Оборванные мальчишки, стоя на коленях перед своими деревянными ящиками, украшенными кусочками перламутра, раковинами и осколками зеркал, кричали, пристукивая щетками по крышке: «Шу шайн! Шу шайн! Чистим-блистим!» – и худыми жадными руками хватали за штанины чернокожих солдат, проходящих, покачивая бедрами, мимо. Марокканские солдаты с изрытыми оспой лицами и горящими желтыми глазами в глубоких черных впадинах сидели вдоль стен, скорчившись и завернувшись в свои потемневшие бурнусы, и хищными ноздрями вдыхали колючий запах, носившийся в воздухе.

В темных закоулках промышляли бледные увядшие женщины с накрашенными губами и нарумяненными ввалившимися щеками, страшные и жалкие, они предлагали прохожим свой убогий товар, мальчиков и девочек восьми-десяти лет. Марокканские, индийские, алжирские и малагасийские солдаты задирали детям рубашки, ощупывали тела, запускали руки в штанишки. Женщины кричали: «Two dollars the boys, three dollars the girls!»

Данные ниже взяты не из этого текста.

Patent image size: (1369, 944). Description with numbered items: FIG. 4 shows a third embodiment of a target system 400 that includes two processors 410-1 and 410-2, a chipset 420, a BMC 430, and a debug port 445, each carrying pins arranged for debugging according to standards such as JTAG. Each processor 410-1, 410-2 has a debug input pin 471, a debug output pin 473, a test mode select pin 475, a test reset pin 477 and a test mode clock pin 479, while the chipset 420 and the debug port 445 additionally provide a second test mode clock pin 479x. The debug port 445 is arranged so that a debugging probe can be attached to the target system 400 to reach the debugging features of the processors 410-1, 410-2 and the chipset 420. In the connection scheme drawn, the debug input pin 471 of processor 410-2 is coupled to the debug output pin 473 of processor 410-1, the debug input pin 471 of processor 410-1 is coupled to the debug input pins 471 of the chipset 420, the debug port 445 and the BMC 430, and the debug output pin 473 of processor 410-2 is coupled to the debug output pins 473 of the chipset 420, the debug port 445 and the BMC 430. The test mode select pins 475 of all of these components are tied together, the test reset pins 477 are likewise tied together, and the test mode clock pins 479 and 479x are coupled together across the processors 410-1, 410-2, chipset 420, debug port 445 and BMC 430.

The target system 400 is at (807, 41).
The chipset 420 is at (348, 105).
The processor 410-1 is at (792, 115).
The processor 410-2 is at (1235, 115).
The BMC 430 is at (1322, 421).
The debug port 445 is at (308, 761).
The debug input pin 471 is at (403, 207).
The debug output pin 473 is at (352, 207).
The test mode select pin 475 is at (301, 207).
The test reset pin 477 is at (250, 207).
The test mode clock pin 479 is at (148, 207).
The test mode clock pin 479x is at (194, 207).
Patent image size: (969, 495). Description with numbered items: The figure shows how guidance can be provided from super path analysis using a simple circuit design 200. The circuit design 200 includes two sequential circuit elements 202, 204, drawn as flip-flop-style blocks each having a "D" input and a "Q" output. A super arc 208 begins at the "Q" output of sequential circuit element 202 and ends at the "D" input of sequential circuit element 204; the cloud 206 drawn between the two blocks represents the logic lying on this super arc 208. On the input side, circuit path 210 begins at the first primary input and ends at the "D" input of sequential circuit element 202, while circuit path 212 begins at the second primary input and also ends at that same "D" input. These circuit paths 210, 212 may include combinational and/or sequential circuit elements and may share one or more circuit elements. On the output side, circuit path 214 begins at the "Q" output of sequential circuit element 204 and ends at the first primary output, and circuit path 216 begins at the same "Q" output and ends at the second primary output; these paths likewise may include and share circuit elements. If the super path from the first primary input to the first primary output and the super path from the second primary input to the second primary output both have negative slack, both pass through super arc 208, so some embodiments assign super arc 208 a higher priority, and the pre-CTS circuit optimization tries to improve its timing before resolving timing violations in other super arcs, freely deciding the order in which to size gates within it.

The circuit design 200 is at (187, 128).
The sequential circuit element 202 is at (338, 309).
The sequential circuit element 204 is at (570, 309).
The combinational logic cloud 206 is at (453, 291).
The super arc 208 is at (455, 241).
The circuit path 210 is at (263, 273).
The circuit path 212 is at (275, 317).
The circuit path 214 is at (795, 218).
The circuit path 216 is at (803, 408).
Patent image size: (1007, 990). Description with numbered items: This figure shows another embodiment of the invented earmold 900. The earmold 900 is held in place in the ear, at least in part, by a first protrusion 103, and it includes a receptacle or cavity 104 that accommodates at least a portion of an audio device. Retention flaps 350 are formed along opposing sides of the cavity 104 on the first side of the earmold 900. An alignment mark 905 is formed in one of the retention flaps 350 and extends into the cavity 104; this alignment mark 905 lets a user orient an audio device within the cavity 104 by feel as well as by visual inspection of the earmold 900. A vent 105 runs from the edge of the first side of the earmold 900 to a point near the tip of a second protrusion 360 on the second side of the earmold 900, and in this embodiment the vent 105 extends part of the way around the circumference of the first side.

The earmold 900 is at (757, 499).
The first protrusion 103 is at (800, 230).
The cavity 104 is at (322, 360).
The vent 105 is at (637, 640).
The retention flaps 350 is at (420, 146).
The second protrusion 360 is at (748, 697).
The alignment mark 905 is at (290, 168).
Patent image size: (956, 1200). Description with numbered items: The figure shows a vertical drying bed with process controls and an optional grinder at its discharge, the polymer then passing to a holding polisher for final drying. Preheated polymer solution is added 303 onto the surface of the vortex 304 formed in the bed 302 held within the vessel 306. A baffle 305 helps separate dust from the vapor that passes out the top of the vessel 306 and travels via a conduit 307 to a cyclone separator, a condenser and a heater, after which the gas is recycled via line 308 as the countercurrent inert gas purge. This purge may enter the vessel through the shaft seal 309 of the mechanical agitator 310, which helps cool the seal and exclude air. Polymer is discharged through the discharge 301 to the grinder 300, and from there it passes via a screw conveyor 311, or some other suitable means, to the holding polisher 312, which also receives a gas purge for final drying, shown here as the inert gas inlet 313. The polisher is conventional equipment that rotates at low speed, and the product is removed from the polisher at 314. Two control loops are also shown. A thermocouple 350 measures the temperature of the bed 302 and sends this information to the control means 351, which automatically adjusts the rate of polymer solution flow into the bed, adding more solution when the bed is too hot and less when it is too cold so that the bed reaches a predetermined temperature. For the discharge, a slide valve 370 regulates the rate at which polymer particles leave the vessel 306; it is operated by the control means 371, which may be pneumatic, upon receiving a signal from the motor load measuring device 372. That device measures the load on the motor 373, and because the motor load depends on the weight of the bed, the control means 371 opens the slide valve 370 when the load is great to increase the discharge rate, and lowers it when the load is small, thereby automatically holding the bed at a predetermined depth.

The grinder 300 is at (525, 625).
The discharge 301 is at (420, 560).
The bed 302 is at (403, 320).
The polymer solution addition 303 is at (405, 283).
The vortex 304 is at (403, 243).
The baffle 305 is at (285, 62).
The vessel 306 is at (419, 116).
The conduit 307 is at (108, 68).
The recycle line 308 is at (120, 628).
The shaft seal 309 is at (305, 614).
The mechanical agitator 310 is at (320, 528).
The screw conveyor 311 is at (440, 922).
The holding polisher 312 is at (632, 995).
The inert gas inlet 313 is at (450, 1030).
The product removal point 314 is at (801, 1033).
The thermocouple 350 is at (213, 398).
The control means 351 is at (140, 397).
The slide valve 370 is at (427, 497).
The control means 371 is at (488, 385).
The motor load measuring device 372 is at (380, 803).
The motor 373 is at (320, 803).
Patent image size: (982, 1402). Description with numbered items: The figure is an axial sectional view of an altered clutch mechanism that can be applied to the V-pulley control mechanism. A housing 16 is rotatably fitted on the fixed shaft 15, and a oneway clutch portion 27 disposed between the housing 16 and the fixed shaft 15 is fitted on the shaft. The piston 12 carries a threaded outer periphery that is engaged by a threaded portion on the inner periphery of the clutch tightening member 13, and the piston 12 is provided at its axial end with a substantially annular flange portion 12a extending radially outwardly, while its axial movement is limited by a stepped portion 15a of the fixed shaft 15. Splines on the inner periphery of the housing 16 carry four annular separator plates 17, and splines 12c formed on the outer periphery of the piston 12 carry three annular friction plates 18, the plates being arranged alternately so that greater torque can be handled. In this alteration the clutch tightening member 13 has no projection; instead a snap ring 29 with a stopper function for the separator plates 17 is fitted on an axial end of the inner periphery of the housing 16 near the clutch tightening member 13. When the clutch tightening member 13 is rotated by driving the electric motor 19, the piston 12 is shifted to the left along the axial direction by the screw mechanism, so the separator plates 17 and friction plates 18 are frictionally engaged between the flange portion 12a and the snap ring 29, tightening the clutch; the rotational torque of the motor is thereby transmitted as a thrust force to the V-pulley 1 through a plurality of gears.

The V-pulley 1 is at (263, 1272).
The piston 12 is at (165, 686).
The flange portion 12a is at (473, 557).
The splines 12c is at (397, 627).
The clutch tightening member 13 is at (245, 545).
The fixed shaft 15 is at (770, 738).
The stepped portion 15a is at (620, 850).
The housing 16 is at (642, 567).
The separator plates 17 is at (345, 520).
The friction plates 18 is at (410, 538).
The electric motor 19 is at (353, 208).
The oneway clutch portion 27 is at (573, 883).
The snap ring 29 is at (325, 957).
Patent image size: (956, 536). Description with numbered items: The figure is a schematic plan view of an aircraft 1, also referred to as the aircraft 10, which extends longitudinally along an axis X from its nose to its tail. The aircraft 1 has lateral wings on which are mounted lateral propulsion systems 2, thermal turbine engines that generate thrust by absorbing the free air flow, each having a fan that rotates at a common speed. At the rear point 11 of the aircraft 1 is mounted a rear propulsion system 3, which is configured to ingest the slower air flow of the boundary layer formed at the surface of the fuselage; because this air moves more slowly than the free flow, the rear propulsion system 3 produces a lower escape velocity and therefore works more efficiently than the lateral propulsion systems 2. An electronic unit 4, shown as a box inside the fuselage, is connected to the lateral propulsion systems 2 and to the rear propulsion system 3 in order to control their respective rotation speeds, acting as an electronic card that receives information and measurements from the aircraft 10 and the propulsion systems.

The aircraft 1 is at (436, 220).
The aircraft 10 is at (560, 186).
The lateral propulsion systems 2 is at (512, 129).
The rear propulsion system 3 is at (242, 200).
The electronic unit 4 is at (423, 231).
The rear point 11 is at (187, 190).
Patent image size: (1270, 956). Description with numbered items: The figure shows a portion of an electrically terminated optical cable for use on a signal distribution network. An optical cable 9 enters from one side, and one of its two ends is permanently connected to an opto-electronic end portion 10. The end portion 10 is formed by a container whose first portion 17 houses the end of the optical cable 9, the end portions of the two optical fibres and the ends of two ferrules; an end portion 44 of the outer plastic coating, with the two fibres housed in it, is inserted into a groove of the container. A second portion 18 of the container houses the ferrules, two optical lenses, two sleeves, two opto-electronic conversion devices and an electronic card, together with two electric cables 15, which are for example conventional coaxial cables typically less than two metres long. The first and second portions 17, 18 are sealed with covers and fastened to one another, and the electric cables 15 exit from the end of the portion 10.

– Скажи правду, ты хотел бы девочку за три доллара? – спросил я Джека.

– Shut up, Malaparte.

– Это не так дорого, три доллара за девочку. Кило молодой баранины стоит намного дороже. Я уверен, в Нью-Йорке или в Лондоне девочка стоит больше, чем здесь, не так ли, Джек?

– Tu me dégoûtes, – сказал Джек.

– Три доллара – это чуть меньше трехсот лир. Сколько может весить девочка восьми-десяти лет? Двадцать пять килограмм? Подумать только, на черном рынке кило молодой баранины стоит пятьсот пятьдесят лир, или пять с половиной долларов.

– Shut up! – прорычал Джек.

Вот уже несколько дней как цены на девочек и мальчиков упали и продолжали снижаться. Сахар, растительное масло, хлеб, мука и мясо постоянно дорожали, а цены на мясо человечье падали с каждым днем. Девушка от двадцати до двадцати пяти лет, еще неделю назад стоившая десять долларов, теперь едва тянула на четыре, вместе с костями. Это падение цен на человечину на неаполитанском рынке случилось, возможно, оттого, что в Неаполь стекались женщины из всех южных районов Италии. За последние несколько недель оптовики выбросили на рынок большую партию сицилиек. Не совсем свежее мясо, но спекулянты знали, что у чернокожих солдат изысканный вкус и они предпочитают не слишком свежее. Вопреки ожиданиям, сицилийский товар не пользовался большим спросом, дошло до того, что негры отказались его брать: им, оказывается, не нравятся слишком смуглые белые женщины. Из Калабрии и Апулии, из Базиликаты и Молизе на телегах, запряженных тощими ослами, на грузовиках союзников, а чаще пешком каждый день прибывали батальоны крепких и жилистых девушек, главным образом крестьянок, – всех привлекал призрачный блеск золота. Так, цены на человеческое мясо на неаполитанском рынке покатились вниз, и стали опасаться, что это может тяжело отразиться на всей экономике города. (Ничего подобного Неаполь не видел, это был настоящий позор, от которого подавляющая часть доброго неаполитанского люда краснела. Но почему не краснели союзные власти, хозяева Неаполя?) Зато мясо черного американца подскочило в цене, и это, к счастью, восстановило рыночное равновесие.